Tuning the hyperparameters can improve the quality of your model but it requires a steep learning curve and a lot of trials and errors. As a beginner, it is advised to use default optimized parameters but at the same time, it is good to know how they impact the training of your Car.
- Number of episodes per iteration: Each attempt made by car in training phase is one episode. With Default value, a Car make 20 attempts in one iteration before updating training data to the network.
- Batch Size: Iterations runs in batches. Batch size controls, how many iterations to be completed before updating training data to the network.
- Number of Epochs: Number of times to repeat the batches and send optimized training data to network. Larger number of epochs is acceptable when the batch size is large.
- Learning Rate: Controls the speed your car learns. Large learning rate prevents training data from reaching optimal solution whereas Small learning rate takes longer to learn.
- Entropy: It is a degree of randomness in the Car’s action. Larger the entropy means the more random actions a Car will take for exploration.

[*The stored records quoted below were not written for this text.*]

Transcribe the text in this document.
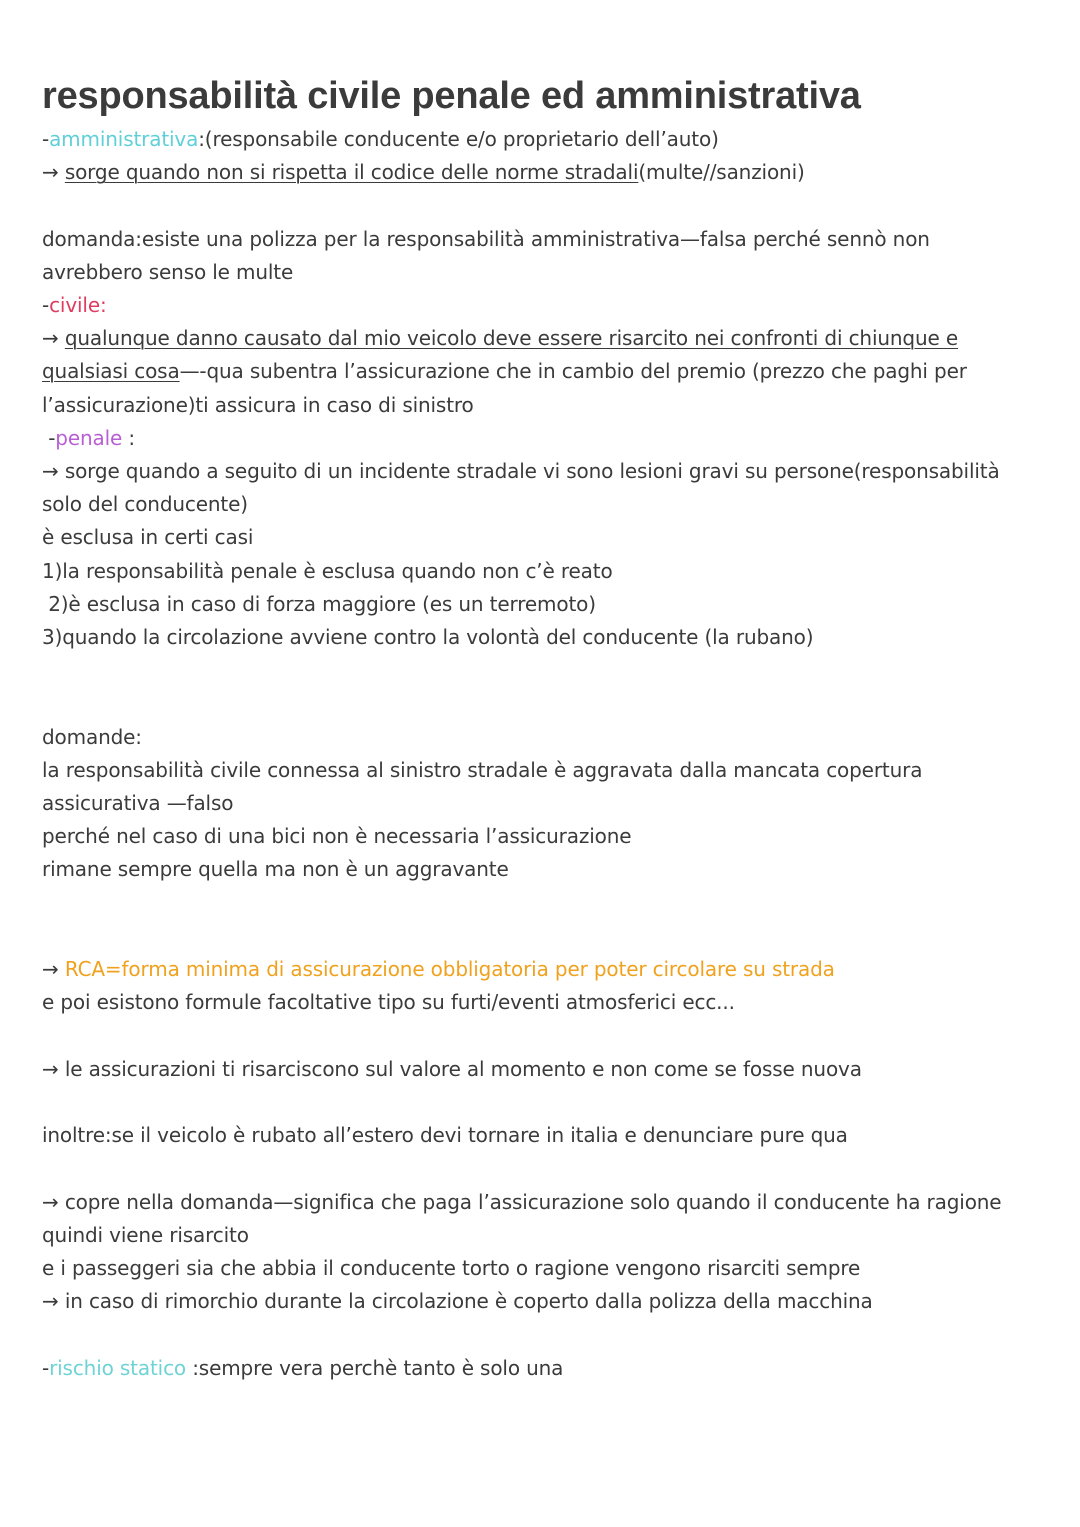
responsabilità civile penale ed amministrativa
-amministrativa:(responsabile conducente e/o proprietario dell’auto)
→ sorge quando non si rispetta il codice delle norme stradali(multe//sanzioni)
domanda:esiste una polizza per la responsabilità amministrativa—falsa perché sennò non
avrebbero senso le multe
-civile:
→ qualunque danno causato dal mio veicolo deve essere risarcito nei confronti di chiunque e
qualsiasi cosa—-qua subentra l’assicurazione che in cambio del premio (prezzo che paghi per
l’assicurazione)ti assicura in caso di sinistro
-penale :
→ sorge quando a seguito di un incidente stradale vi sono lesioni gravi su persone(responsabilità
solo del conducente)
è esclusa in certi casi
1)la responsabilità penale è esclusa quando non c’è reato
2)è esclusa in caso di forza maggiore (es un terremoto)
3)quando la circolazione avviene contro la volontà del conducente (la rubano)
domande:
la responsabilità civile connessa al sinistro stradale è aggravata dalla mancata copertura
assicurativa —falso
perché nel caso di una bici non è necessaria l’assicurazione
rimane sempre quella ma non è un aggravante
→ RCA=forma minima di assicurazione obbligatoria per poter circolare su strada
e poi esistono formule facoltative tipo su furti/eventi atmosferici ecc...
→ le assicurazioni ti risarciscono sul valore al momento e non come se fosse nuova
inoltre:se il veicolo è rubato all’estero devi tornare in italia e denunciare pure qua
→ copre nella domanda—significa che paga l’assicurazione solo quando il conducente ha ragione
quindi viene risarcito
e i passeggeri sia che abbia il conducente torto o ragione vengono risarciti sempre
→ in caso di rimorchio durante la circolazione è coperto dalla polizza della macchina
-rischio statico :sempre vera perchè tanto è solo una
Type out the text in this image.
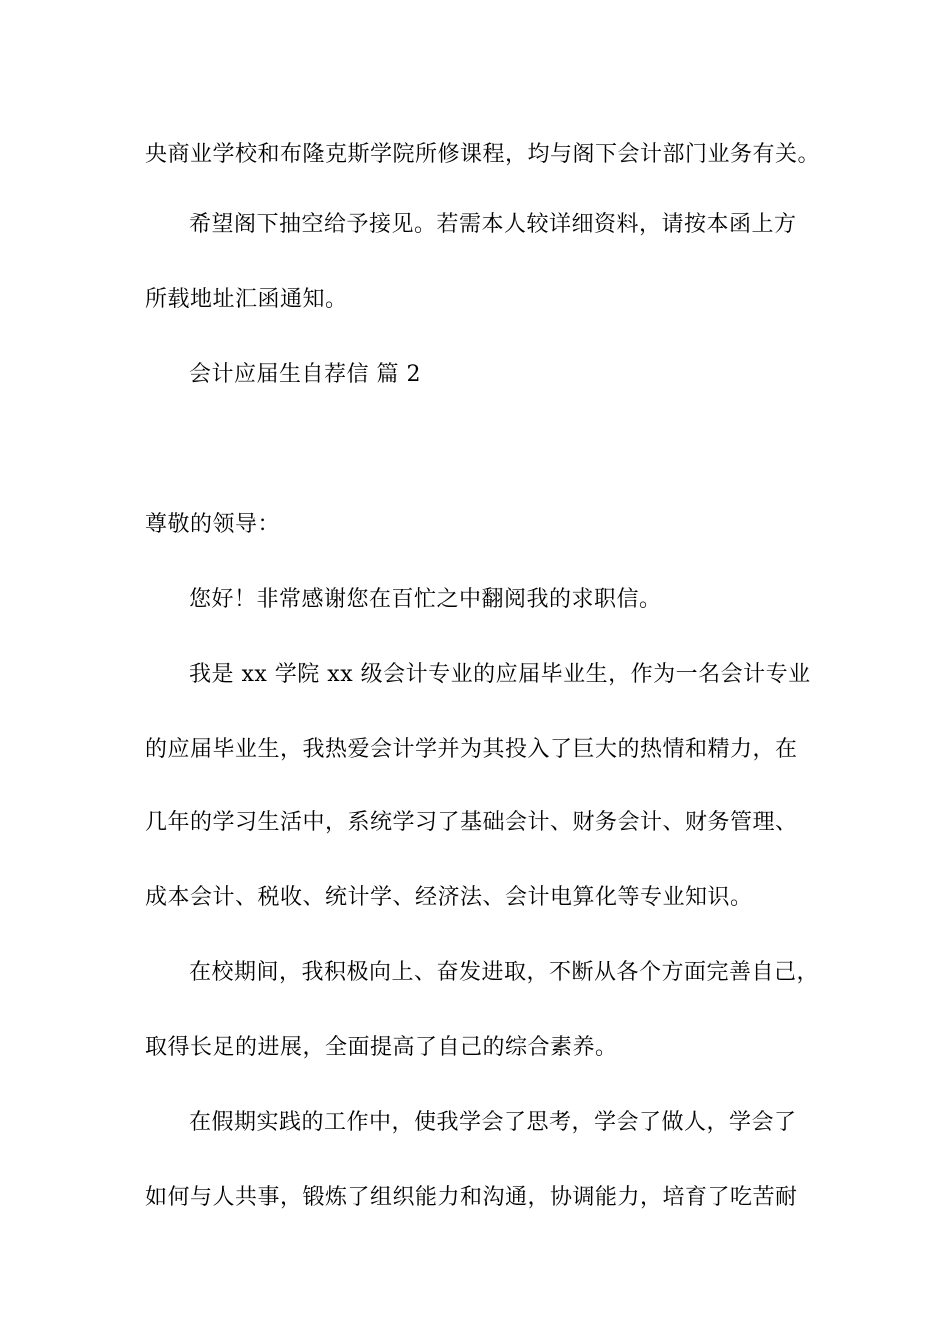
央商业学校和布隆克斯学院所修课程，均与阁下会计部门业务有关。
希望阁下抽空给予接见。若需本人较详细资料，请按本函上方
所载地址汇函通知。
会计应届生自荐信 篇 2
尊敬的领导：
您好！非常感谢您在百忙之中翻阅我的求职信。
我是 xx 学院 xx 级会计专业的应届毕业生，作为一名会计专业
的应届毕业生，我热爱会计学并为其投入了巨大的热情和精力，在
几年的学习生活中，系统学习了基础会计、财务会计、财务管理、
成本会计、税收、统计学、经济法、会计电算化等专业知识。
在校期间，我积极向上、奋发进取，不断从各个方面完善自己，
取得长足的进展，全面提高了自己的综合素养。
在假期实践的工作中，使我学会了思考，学会了做人，学会了
如何与人共事，锻炼了组织能力和沟通，协调能力，培育了吃苦耐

- Discount Factor: It is a factor specifies how much of the future reward contributes to the expected rewards. With larger discount factor, Car looks further into the future to consider rewards. With smaller discount factor, Car only consider immediate rewards.
Take a quick look at hyperparameters:
|Hyperparamter||Advantage of higher values||Disadvantage of higher values||Default|
|Batch Size||More stable updates||Slower training||64|
|Number of Epochs||More stable updates||Slower training||10|
|Learning Rate||Car learns faster||May struggle to converge||0.0003|
|Entropy||More experimental may lead to better results||May struggle to converge||0.01|
|Discount Factor||Model looks farther out||Slower training||0.999|
|Episodes||Improves model stability||Slower training||20|
When i started making my first model, I thought that i will make my first model as master piece. I selected max out configuration i.e. max speed 4m/s and maximum action spaces and training period as 2 hours. It failed miserably. It was not able to finish the track even in 2 hours training period and the reward graphs were all going in wrong direction.
After that I used the model configuration and reward function as mentioned in the post and able to finish the track in 60 min training time. I, then increased the max-speed from 1m/s to 1.5m/s and able to finish the reInvent:2018 track in ~19 seconds.
- Make you model with above example.
- Learn from the reward graph and simulator video.
- Take one step at a time say increase the max-speed from 1m/s to 1.5m/s and train again.
- Continue to progress…
Thanks for Reading. I am still in learning phase of AWS DeepRacer and keep updating this post based on my new findings.